Sometimes I really crave a sweet dinner and I want to make a proper meal of it, not just have a dessert after I’ve eaten something. This apple crumble is one of my favorites for that. It’s healthy, nicely sour and not too sweet, and great with some greek yoghurt as well, so you can make it a pretty balanced meal. I really like the taste of whole wheat or spelt stuff so I always make it with a mix of two, but if you don’t really care about that, feel free to use plain white flour and add some more sugar 😉
EQUIPMENT:
- apple peeler
- grater
- self-standing mixer
- casserole dish or a cake tin
CRUMBLE PASTRY:
- 150 g whole wheat flour
- 125 g butter (you can use coconut far or sth, but well the name of my blog says it all, I like butter, a lot)

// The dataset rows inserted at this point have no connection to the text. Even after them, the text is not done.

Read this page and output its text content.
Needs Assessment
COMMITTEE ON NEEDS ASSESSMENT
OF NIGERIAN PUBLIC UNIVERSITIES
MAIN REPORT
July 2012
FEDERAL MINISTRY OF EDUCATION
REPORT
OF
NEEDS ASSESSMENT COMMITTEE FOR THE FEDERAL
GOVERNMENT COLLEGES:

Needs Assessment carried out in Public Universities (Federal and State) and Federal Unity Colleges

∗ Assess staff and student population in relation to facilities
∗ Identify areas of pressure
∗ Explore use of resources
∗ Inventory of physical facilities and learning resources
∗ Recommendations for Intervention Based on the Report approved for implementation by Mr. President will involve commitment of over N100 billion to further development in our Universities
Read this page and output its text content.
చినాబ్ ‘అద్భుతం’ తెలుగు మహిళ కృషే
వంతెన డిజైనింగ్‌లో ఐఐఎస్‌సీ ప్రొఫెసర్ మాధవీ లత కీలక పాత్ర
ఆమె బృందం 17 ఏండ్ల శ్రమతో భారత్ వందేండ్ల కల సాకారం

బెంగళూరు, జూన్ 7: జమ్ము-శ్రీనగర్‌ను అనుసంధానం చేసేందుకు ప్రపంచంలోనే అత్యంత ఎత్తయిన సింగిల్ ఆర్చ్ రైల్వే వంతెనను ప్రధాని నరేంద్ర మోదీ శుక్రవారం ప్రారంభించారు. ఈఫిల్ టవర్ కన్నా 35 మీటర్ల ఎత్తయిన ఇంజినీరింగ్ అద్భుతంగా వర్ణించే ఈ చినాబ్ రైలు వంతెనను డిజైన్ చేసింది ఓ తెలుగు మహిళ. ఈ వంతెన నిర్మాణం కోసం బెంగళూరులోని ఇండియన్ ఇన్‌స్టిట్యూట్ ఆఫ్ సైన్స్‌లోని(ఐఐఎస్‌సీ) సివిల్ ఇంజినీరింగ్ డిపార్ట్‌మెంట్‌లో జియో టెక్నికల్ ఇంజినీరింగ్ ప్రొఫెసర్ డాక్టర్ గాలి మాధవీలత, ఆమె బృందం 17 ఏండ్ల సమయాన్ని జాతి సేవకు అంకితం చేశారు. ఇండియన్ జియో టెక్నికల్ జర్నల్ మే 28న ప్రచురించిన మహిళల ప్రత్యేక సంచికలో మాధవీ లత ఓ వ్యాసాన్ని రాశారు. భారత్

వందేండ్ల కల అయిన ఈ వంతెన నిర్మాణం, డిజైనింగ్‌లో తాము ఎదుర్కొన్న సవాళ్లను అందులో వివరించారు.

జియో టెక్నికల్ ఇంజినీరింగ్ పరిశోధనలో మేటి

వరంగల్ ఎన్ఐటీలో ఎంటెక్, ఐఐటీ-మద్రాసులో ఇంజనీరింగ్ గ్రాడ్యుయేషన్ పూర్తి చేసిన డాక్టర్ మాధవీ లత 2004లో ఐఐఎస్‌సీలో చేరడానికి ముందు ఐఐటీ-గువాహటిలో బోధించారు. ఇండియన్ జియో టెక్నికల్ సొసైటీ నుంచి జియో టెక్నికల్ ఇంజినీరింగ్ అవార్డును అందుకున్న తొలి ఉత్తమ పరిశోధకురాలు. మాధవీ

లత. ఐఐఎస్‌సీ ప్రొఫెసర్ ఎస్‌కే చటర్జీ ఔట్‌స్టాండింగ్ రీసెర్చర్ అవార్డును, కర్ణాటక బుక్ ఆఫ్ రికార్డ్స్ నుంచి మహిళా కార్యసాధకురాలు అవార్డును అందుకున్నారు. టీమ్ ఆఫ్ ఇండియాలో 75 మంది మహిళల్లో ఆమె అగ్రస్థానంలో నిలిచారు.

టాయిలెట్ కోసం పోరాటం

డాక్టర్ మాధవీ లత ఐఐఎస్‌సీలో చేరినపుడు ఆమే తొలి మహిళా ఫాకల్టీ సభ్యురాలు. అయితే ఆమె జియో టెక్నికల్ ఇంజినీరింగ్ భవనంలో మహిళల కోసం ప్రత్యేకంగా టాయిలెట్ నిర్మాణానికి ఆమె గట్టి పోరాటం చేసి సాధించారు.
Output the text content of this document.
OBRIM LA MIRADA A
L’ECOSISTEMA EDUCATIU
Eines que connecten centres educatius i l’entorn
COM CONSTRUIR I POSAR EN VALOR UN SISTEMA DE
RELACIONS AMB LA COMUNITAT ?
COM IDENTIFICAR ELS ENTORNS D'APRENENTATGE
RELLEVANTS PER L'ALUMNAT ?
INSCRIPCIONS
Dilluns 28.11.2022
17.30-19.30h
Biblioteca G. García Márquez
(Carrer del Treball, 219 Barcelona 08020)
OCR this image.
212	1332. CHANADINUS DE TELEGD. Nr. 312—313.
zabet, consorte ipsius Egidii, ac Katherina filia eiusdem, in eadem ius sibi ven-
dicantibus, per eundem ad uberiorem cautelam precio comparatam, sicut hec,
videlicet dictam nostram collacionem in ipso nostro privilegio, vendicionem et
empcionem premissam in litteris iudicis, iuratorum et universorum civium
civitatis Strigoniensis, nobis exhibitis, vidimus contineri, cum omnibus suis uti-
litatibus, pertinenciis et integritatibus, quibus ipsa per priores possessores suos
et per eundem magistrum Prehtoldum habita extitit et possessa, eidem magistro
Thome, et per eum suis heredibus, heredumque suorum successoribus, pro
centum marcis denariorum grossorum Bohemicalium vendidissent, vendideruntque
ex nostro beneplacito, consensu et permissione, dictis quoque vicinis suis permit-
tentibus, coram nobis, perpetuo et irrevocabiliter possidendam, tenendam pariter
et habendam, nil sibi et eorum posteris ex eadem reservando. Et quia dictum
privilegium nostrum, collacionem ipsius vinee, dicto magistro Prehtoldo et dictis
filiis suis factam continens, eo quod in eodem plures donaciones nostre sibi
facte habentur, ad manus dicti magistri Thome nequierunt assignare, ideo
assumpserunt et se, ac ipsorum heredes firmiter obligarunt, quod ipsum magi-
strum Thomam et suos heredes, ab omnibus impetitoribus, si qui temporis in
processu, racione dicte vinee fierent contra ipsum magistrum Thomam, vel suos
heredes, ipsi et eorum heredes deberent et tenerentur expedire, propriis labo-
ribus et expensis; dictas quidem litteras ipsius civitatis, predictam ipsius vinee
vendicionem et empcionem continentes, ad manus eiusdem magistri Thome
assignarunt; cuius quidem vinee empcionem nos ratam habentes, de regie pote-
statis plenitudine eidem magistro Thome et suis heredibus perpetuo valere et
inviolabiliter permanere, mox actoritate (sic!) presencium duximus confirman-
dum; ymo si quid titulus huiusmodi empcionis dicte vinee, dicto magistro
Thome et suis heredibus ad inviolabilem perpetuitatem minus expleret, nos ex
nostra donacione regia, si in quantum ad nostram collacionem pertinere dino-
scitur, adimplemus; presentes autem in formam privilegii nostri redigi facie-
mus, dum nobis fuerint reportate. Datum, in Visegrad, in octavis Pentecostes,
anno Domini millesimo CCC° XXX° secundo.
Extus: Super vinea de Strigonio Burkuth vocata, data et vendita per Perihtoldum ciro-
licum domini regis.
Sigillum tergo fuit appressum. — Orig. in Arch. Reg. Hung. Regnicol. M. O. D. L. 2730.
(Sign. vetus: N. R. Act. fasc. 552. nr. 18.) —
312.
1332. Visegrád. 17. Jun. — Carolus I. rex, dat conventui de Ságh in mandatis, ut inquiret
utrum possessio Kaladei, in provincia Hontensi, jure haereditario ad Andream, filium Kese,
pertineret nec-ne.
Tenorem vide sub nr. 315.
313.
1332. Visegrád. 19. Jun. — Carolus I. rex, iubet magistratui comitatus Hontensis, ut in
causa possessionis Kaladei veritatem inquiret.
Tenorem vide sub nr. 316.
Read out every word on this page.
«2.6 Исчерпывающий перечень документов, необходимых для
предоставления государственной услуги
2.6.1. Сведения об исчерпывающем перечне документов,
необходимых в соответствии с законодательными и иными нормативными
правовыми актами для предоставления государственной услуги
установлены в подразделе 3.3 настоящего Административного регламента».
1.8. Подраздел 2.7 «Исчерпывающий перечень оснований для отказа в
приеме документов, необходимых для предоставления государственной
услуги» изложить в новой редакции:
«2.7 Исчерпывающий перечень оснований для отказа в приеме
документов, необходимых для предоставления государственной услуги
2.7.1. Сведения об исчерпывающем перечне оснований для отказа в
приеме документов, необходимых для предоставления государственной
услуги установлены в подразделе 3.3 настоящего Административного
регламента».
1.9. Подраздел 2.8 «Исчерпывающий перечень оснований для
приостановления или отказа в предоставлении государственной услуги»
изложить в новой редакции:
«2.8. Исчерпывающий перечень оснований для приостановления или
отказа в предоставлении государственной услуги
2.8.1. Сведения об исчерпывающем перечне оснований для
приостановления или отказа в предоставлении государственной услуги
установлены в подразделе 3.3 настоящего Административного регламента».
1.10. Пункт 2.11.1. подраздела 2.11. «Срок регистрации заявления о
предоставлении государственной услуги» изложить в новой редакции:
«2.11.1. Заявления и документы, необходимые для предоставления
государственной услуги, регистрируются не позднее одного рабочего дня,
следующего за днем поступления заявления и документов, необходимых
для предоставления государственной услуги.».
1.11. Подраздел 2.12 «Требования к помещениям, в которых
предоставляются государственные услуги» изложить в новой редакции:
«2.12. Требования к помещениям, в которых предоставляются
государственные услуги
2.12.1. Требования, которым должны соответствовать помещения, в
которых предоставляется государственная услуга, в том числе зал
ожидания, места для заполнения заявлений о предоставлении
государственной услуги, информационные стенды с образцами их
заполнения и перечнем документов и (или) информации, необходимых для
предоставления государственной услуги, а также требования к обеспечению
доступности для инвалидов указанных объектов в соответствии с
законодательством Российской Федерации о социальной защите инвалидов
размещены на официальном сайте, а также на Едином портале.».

- 75 g unrefined brown sugar (again, you can replace it with your preferred version)
- 50 g rolled oats
- 50 g ground hazelnuts
- Pinch of salt
- handful of chopped walnuts and silvered almonds to top it all
APPLE FILING:
- 6 medium/big apples
- juice of 1,5 lemons
- 2 tablespoons of unrefined brown sugar (you can use coconut sugar, or just normal refined white one if you prefer, all will work)
- 2 tablespoons of rolled oats
- 1 teaspoon of ground cinnamon
- ½ teaspoon of ground dried ginger or freshly grated one
- handful of dried cranberries
METHOD:
- Mix all pastry ingredients in a self-standing mixer or with your hands, until it forms a ball. If it seems too dry add a little splash of cold water. Set aside.
- Peel the apples. Grate 4 apples and cut 2 of them in small pieces or thin slices using a special knife on the grater. Pour the juice over them and add all of the other ingredients. Mix well.
- Butter the casserole or baking tin you plan to bake your crumble in and put the apple filing on the bottom.
- Crumble the pastry over; you can simply tear little pieces with your fingers and distribute evenly. If using, put the additional walnuts on top as well.
- Bake on 180°C for 40 minutes.
- Serve is either warm or cooled, alone or with some extra apricot jam.